The programme in Senegal is fully funded along with the Kraken and Catcher developments in the North Sea, which are targeting first oil in 2017. Cairn is targeting peak net targeted production of 20,000 barrels of oil equivalent per day from the two projects.
At the Catcher site, development drilling is expected to begin in the second half of 2015, following the installation of the first phase of subsea drilling templates, whilst the Kraken development remains on schedule for development drilling to begin at the end of the first half of the year, it said in a statement.
Cairn said it is expecting to complete the sale of a third of its 30% interest in the Catcher development and adjacent acreage in January, with the buyer carrying the company's exploration costs up to USD182 million, reducing capital expenditure to the end of 2017 by around USD380 million, it added.

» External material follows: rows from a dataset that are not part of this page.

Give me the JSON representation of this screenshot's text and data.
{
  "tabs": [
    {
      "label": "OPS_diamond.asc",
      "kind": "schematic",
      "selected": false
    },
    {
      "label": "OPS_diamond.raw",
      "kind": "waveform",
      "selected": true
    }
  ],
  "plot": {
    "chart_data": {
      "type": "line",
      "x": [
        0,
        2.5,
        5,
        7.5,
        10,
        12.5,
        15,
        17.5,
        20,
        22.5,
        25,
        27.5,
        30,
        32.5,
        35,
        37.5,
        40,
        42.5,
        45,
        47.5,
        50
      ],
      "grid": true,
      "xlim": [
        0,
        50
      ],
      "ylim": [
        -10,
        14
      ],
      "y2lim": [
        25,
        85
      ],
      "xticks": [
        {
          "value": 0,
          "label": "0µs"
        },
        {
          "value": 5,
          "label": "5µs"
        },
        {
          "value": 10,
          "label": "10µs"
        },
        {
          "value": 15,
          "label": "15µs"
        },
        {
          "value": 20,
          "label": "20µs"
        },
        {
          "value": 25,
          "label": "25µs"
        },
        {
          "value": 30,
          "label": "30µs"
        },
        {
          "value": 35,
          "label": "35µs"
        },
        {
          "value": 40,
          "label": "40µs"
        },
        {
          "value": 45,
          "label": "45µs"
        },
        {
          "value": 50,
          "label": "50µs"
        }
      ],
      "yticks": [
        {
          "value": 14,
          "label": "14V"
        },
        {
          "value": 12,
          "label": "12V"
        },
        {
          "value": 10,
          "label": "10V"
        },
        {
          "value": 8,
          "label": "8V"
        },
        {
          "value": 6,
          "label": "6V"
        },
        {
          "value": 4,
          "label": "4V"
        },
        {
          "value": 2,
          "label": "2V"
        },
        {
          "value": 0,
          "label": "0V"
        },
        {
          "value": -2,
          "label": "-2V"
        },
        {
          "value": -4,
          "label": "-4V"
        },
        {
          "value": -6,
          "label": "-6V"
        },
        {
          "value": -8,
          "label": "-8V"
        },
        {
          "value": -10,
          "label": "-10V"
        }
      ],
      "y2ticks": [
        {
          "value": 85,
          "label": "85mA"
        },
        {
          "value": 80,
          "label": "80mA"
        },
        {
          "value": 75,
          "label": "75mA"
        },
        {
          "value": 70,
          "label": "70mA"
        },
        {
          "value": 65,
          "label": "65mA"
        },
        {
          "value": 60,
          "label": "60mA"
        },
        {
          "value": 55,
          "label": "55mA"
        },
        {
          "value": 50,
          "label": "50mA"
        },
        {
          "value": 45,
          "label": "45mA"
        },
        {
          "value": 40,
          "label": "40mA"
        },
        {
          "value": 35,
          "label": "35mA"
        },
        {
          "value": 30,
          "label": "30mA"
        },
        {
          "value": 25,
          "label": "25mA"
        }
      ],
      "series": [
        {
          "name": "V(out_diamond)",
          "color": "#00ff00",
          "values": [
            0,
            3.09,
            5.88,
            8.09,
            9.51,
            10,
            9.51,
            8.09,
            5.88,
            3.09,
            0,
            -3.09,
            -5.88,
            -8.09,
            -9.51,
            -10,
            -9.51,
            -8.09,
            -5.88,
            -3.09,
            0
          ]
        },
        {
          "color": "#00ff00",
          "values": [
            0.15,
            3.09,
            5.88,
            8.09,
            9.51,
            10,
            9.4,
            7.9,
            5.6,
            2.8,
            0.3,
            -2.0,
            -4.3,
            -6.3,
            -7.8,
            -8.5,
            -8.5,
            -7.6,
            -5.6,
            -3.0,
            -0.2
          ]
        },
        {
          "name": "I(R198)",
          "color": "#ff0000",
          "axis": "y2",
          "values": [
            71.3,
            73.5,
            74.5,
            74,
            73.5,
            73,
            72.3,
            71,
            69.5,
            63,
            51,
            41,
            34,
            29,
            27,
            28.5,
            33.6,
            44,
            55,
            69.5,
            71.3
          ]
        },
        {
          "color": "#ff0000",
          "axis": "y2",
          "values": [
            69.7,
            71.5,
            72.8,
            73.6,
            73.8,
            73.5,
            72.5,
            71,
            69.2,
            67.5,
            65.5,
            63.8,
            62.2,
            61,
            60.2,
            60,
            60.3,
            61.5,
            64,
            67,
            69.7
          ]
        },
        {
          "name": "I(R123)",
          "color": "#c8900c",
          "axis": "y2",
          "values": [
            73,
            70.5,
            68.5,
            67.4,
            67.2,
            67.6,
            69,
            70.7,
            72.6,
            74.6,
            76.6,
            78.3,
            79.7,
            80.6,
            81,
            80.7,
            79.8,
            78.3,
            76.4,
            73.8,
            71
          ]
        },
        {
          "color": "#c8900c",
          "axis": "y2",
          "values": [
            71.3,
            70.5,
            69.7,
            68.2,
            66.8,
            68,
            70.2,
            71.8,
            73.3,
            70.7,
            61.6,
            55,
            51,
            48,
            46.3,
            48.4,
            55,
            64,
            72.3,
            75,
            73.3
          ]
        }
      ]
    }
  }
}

Cairn said it continues to talk to the Indian Income Tax Department to gain access to its 10% shareholding in Cairn India Ltd, which was valued at USD702 million at the end of December. The company said it "is taking all necessary steps to protect shareholders' interests."
Cairn has also completed the reorganisation of staff and said it has reduced the headcount of the company by 40% to reduce costs.
At the end of December, Cairn reported a cash balance of USD869 million, with an additional undrawn USD575 million, seven year reserve based bank facility in place.